Aggregation

Post questions here relative to DataStage Enterprise/PX Edition for such areas as Parallel job design, Parallel datasets, BuildOps, Wrappers, etc.

Moderators: chulett, rschirm, roy

Post Reply
cherry
Participant
Posts: 108
Joined: Sun Jul 10, 2005 1:35 am

Aggregation

Post by cherry »

Hi All,

Could some one help in following design of parallel job.

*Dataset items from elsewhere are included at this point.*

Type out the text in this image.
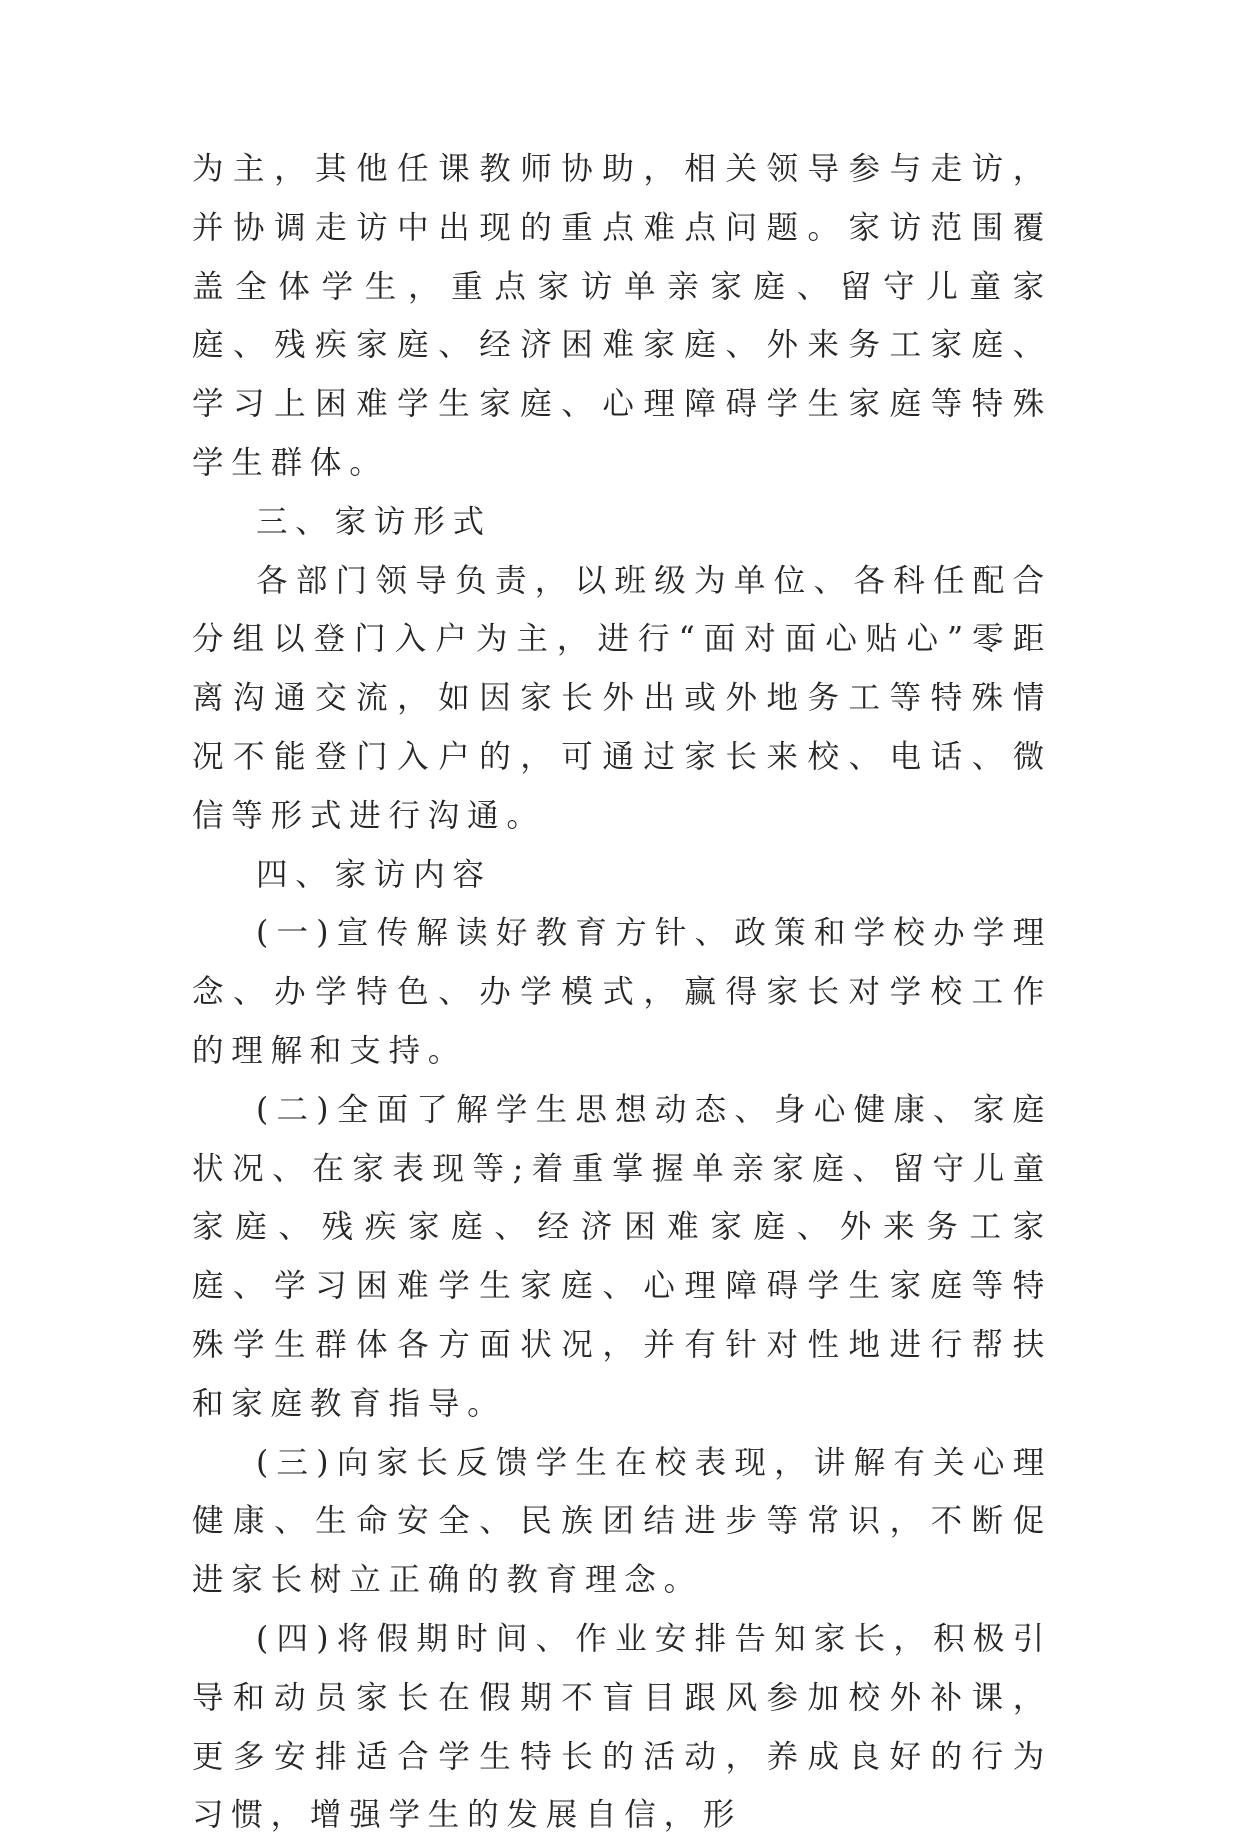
为主，其他任课教师协助，相关领导参与走访，并协调走访中出现的重点难点问题。家访范围覆盖全体学生，重点家访单亲家庭、留守儿童家庭、残疾家庭、经济困难家庭、外来务工家庭、学习上困难学生家庭、心理障碍学生家庭等特殊学生群体。

三、家访形式

各部门领导负责，以班级为单位、各科任配合分组以登门入户为主，进行“面对面心贴心”零距离沟通交流，如因家长外出或外地务工等特殊情况不能登门入户的，可通过家长来校、电话、微信等形式进行沟通。

四、家访内容

(一)宣传解读好教育方针、政策和学校办学理念、办学特色、办学模式，赢得家长对学校工作的理解和支持。

(二)全面了解学生思想动态、身心健康、家庭状况、在家表现等;着重掌握单亲家庭、留守儿童家庭、残疾家庭、经济困难家庭、外来务工家庭、学习困难学生家庭、心理障碍学生家庭等特殊学生群体各方面状况，并有针对性地进行帮扶和家庭教育指导。

(三)向家长反馈学生在校表现，讲解有关心理健康、生命安全、民族团结进步等常识，不断促进家长树立正确的教育理念。

(四)将假期时间、作业安排告知家长，积极引导和动员家长在假期不盲目跟风参加校外补课，更多安排适合学生特长的活动，养成良好的行为习惯，增强学生的发展自信，形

I have the following Columns:

Input
------
A B C D
1 878 001 004
1 999 002 003
2 789 005 004
2 996 003 007

My Output should be:

GroupBy A and Sum(B) And First(C) and First(D)

Output
--------

A B C D
1 1877 001 003
2 1785 003 004

Could some one help how do I achieve this logic in Parallel. We have first function in Server jobs and what would be the relevant of it in Parallel Jobs

Best Regards
Cherry
vkhandel
Participant
Posts: 35
Joined: Wed Oct 04, 2006 12:12 am
Location: Pune

Re: Aggregation

Post by vkhandel »

Have you tried using the "Aggregator Stage"?
You can Hash/sort in input of Aggregator Stage on field "A", and then you can specify following properties in the stage ---
Grouping key = A
Aggregation type = calculation
Column for calculation = B
Sum output column = B
Column for calculation = C
Sum output column = C
Column for calculation = D
Sum output column = D
vkhandel
Participant
Posts: 35
Joined: Wed Oct 04, 2006 12:12 am
Location: Pune

Re: Aggregation

Post by vkhandel »

Sorry for the copy/paste error ...
for C and D, you should use the following function -

Column for calculation = C
Minimum Value output column = C
Column for calculation = D
Minimum Value output column = D
Post Reply